UK-based company seeks to help Kenyans acquire property abroad

UK-based company seeks to help Kenyans acquire property abroad

Baron and Cabot, a UK-based Property Company, is helping Kenyans to acquire property in the U.K with low interest rates.

Kenya’s middle class and business people have turned to the UK to buy houses for renting out, mostly due to the high inflation in the country, that has made acquiring of Real Estate very expensive and mortgage rates very high.

In June, 2022, Kenya’s inflation rose to 7.9% from 7.1% in May, hitting a 58-month high on soaring prices of food items. This is according to the Kenya National Bureau of Statistics.

This is the first time the upper limit target of the Government, which is 7.5%, has been breached since August, 2017. The disruptions caused by the war in Ukraine has largely contributed to this. Inflation distorts citizen’s incentive to save, invest ad work.

Buying of property locally has therefore been largely affected. This is due to the rise in prices for building materials, which consequently make construction expensive.

In 2021, economists at the East Africa Property Summit agreed that Real Estate in the region would be unlikely to see a rise in demand. Moses Lutalo, the Managing Director of Broll Uganda, which is a property service company, lamented that the demand for commercial office space had been down for 12 months, while the demand for rentals remained very low, especially in Kenya.

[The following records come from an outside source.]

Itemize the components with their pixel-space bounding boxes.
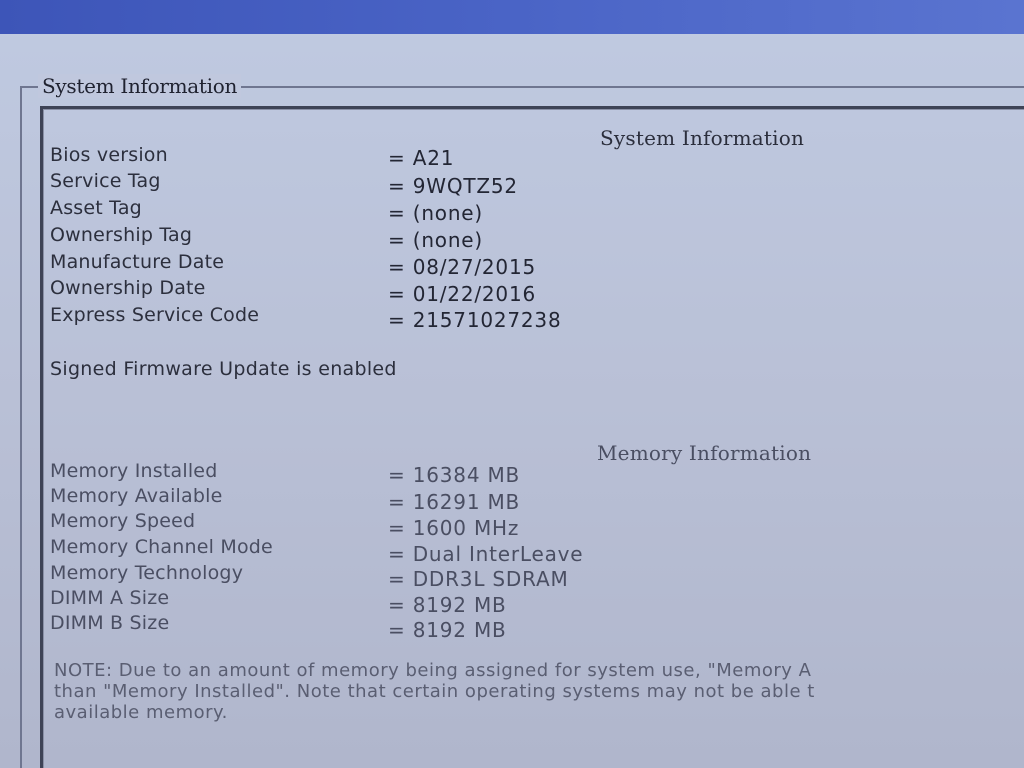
express-service-code-label: Express Service Code (50, 304, 260, 326)
firmware-update-status: Signed Firmware Update is enabled (50, 358, 397, 380)
memory-installed-label: Memory Installed (50, 460, 218, 482)
dimm-b-size-value: = 8192 MB (388, 618, 507, 642)
note-line: NOTE: Due to an amount of memory being a… (54, 660, 812, 681)
service-tag-label: Service Tag (50, 170, 161, 192)
bios-version-label: Bios version (50, 144, 168, 166)
note-line: available memory. (54, 702, 228, 723)
memory-installed-value: = 16384 MB (388, 463, 521, 487)
group-title: System Information (38, 74, 242, 98)
memory-channel-mode-label: Memory Channel Mode (50, 536, 273, 558)
asset-tag-value: = (none) (388, 201, 484, 225)
memory-available-value: = 16291 MB (388, 490, 521, 514)
bios-version-value: = A21 (388, 146, 455, 170)
ownership-tag-value: = (none) (388, 228, 484, 252)
window-top-bar (0, 0, 1024, 34)
system-info-heading: System Information (600, 126, 805, 150)
dimm-a-size-value: = 8192 MB (388, 593, 507, 617)
memory-speed-value: = 1600 MHz (388, 516, 520, 540)
express-service-code-value: = 21571027238 (388, 308, 562, 332)
dimm-b-size-label: DIMM B Size (50, 612, 170, 634)
ownership-tag-label: Ownership Tag (50, 224, 193, 246)
memory-info-heading: Memory Information (597, 441, 812, 465)
memory-speed-label: Memory Speed (50, 510, 196, 532)
memory-available-label: Memory Available (50, 485, 223, 507)
memory-channel-mode-value: = Dual InterLeave (388, 542, 584, 566)
manufacture-date-label: Manufacture Date (50, 251, 225, 273)
dimm-a-size-label: DIMM A Size (50, 587, 170, 609)
manufacture-date-value: = 08/27/2015 (388, 255, 536, 279)
memory-technology-label: Memory Technology (50, 562, 244, 584)
note-line: than "Memory Installed". Note that certa… (54, 681, 815, 702)
asset-tag-label: Asset Tag (50, 197, 142, 219)
memory-note: NOTE: Due to an amount of memory being a… (54, 660, 1024, 723)
ownership-date-label: Ownership Date (50, 277, 206, 299)
service-tag-value: = 9WQTZ52 (388, 174, 518, 198)
ownership-date-value: = 01/22/2016 (388, 282, 536, 306)
memory-technology-value: = DDR3L SDRAM (388, 567, 569, 591)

By May, 2022, data by realtor HassConsult showed that the price for an average house within the city had risen by 6.8%. Moreover, land prices in Nairobi rose by a marginal 1.07 percent and recorded a jump of 7.35 percent in the satellite towns such as Kitengela and Juja. Since it is challenging and costly to buy property in a high inflation market, Kenyans are now finding alternatives to buying property in Kenya.

“Kenyan buyers are spending an average of 210,000 pounds (Sh30.7 million) on a house in Birmingham, Manchester, London, Liverpool, and Leeds in the UK” says Mark Pearson, Founder and Managing Partner for Baron and Cabot.

“Our company is getting a lot of interest from East Africa, and predominantly Kenya. The average purchase from a Kenyan client is 210, 000 pounds. Most are business people, and middle-class Kenyans, which is exciting. We are seeing a spike in a lot of younger middle class or upper-middle-class and not just the ultra-elite as they are aware the world seems to have shrunk a little bit.”

Among the markets that Baron and Cabot has in Africa, Nigeria is the most lucrative. Nigeria has one of the highest inflation levels and high mortgage rates. Baron and Cabot gets a very low mortgage rate for Nigerians in England.

The rates range between 4.5% and 4%. It can be a 25-year mortgage, and it is changed from every two and five years to get a lower mortgage rate. You don’t have to use cash to buy out the mortgage to change it, you just move from one to another.

Ghanaian investors are also exploring alternative investment. Pearson says that on an average, they record transactions of up to 5 million pounds in West Africa monthly, with bulk coming from Nigeria and a fair share from Ghana.

Investing in property in the UK is greatly considered to be one of the lowest risk investments in the world, with consistent long-term returns factored in by continuous growth within the country. Baron & Cabot has built a market leading research strategy for the investor to simply just choose what would be suitable for them.

The investor is also granted a step-bystep guide on sourcing the right property to purchase in the UK. This gives the investor the power and confidence to ask the right questions for profitable property investment.

“Our introduction in Kenya and Nigeria will greatly impact property investment and sourcing in the UK, thus creating more options for investors”, says James Walsh, Head of Sales at Baron & Cabot Research.